MC5 A True Testimonial to…

MC5 A True Testimonial to open in Hollywood

If you know who the MC5 were, no explanation is needed. MC5 The True Testimonial, the movie about them, is finally done. It opened in NYC recently to rave reviews and an opening night audience that went absolutely fucking nuts. Yes, the movie is that good, this from friends at the Bomp /Alive-Total Energy family of labels. They should know – they’ve released much excellent MC5 stuff over the years.

If you don’t know who they were, well they came out of Detroit in the late 60’s, mixing revolutionary politics and stupendously high  levels of rock and roll energy. Their first LP, Kick Out The Jams, remains one of the most ferocious, ass-kicking albums ever, rendered even more amazing by it being recorded live.

The movie opens in Hollywood, Fri Aug 15 7 pm at The ArcLight. Yes, I’ve already got tickets, they will go very fast, and I expect we’ll blow the roof off the place.

From guitarist Wayne Kramer‘s mailing list: “Then come on over to the Knitting Factory. Wayne’s been invited to play the Opening night party with sets from Mike Watt & Nels Cline and Saccharine Trust. Plus some surprise guests…”


Remaining members Wayne Kramer, Dennis Thompson, and Michael Davis recently played together in London, for the first time since ’72.  You better believe they still got it. Also, Kramer has released a series of excellent CDs over the past few years, “rock and roll for adults”, he once called it.

I just realized that, although I followed the MC5 since Day One, I never considered them rock stars, but more like compatriots.

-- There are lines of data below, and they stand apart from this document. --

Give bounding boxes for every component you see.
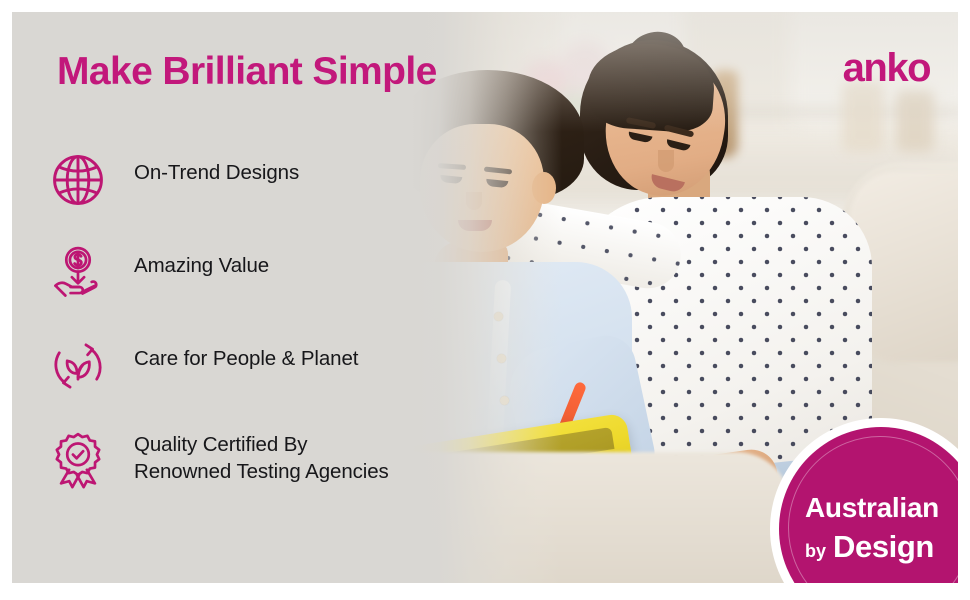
badge-word-by: by (805, 541, 826, 562)
content-panel: Make Brilliant Simple anko On-Trend Desi… (12, 12, 958, 583)
badge-line-by-design: by Design (805, 529, 934, 565)
australian-by-design-badge: Australian by Design (770, 418, 958, 583)
feature-item-amazing-value: Amazing Value (48, 243, 448, 336)
anko-logo: anko (843, 48, 930, 88)
feature-label: Amazing Value (134, 252, 269, 279)
shirt-button (494, 312, 503, 321)
boy-ear (532, 172, 556, 204)
recycle-leaf-icon (48, 336, 108, 396)
feature-item-on-trend-designs: On-Trend Designs (48, 150, 448, 243)
hand-coin-icon (48, 243, 108, 303)
anko-marketing-banner: Make Brilliant Simple anko On-Trend Desi… (0, 0, 970, 600)
boy-nose (466, 192, 482, 210)
feature-label: On-Trend Designs (134, 159, 299, 186)
kitchen-jar (842, 82, 884, 152)
feature-label: Quality Certified By Renowned Testing Ag… (134, 431, 389, 485)
woman-nose (658, 150, 674, 172)
shirt-button (497, 354, 506, 363)
page-title: Make Brilliant Simple (57, 50, 437, 94)
feature-item-care-for-people-and-planet: Care for People & Planet (48, 336, 448, 429)
feature-label: Care for People & Planet (134, 345, 358, 372)
feature-item-quality-certified: Quality Certified By Renowned Testing Ag… (48, 429, 448, 522)
award-badge-icon (48, 429, 108, 489)
kitchen-jar (896, 90, 934, 152)
globe-icon (48, 150, 108, 210)
badge-text: Australian by Design (779, 427, 958, 583)
shirt-button (500, 396, 509, 405)
badge-line-australian: Australian (805, 493, 939, 522)
badge-word-design: Design (833, 529, 934, 565)
feature-list: On-Trend Designs (48, 150, 448, 522)
sofa-seat (412, 452, 792, 583)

They were hounded by the FBI. Their manager John Sinclair got a long prison term for a tiny amount of pot (he didn”t serve the full term thankfully). They were the only band to attempt to play the ’68 Democratic Convention in Chicago when the “police riot” happened.

During that time I was going to protests, getting tear-gassed, getting arrested. Kick Out The Jams was usually in the background somewhere. So no, I didn’t see them as rock stars. Fellow travelers was more like it.